According to the RBA, 60 per cent of major bank funding comes from domestic deposits, which, Mr Koukoulas points out, the banks pay above-cash-rate interest rates on.

Around 20 per cent comes from short-term debts, and another 10 per cent from long-term debts, with the remainder made up of equity and the securitisation of loans (which has rapidly decreased since the global financial crisis).

"The banks do a dreadful point of marketing this, but the cash rate doesn't provide the benchmark for their funding costs," he said.

"It's an important driver, but in a post-GFC world where they're relying on wholesale funding, term deposits and those sorts of things, the cash rate is less relevant than it was.

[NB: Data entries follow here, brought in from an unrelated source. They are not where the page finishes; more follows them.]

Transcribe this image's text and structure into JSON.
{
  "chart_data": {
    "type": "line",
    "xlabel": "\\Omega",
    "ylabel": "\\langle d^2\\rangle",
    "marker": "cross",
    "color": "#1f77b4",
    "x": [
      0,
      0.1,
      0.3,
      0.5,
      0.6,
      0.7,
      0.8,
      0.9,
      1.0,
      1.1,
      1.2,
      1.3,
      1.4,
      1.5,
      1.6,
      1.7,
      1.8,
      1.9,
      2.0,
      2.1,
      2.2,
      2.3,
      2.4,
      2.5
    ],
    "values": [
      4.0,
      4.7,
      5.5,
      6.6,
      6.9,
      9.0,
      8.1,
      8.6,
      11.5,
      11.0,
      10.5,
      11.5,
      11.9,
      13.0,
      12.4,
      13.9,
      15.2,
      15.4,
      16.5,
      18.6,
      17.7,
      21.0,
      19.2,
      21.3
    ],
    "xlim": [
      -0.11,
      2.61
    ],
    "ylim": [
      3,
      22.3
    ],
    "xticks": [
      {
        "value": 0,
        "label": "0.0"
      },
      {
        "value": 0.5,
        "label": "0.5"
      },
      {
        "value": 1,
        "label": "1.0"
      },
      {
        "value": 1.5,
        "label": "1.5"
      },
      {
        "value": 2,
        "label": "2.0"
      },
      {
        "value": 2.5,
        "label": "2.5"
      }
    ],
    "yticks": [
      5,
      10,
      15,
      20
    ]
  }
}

"It's still important, but there are other things at play."

Outside the major banks, representatives of small lenders and mortgage brokers this week told the Financial Review they were grappling with the most volatile funding conditions since the GFC, despite the low cash rate.

The financial crisis also hit bank funding costs through a raft of global and local regulations aimed at ensuring bank stability, which have had the net effect of raising funding costs and requiring banks to keep more of their assets in low-interest, safe vehicles, such as cash and bonds, which offer far lower returns than could be had by lending that money out.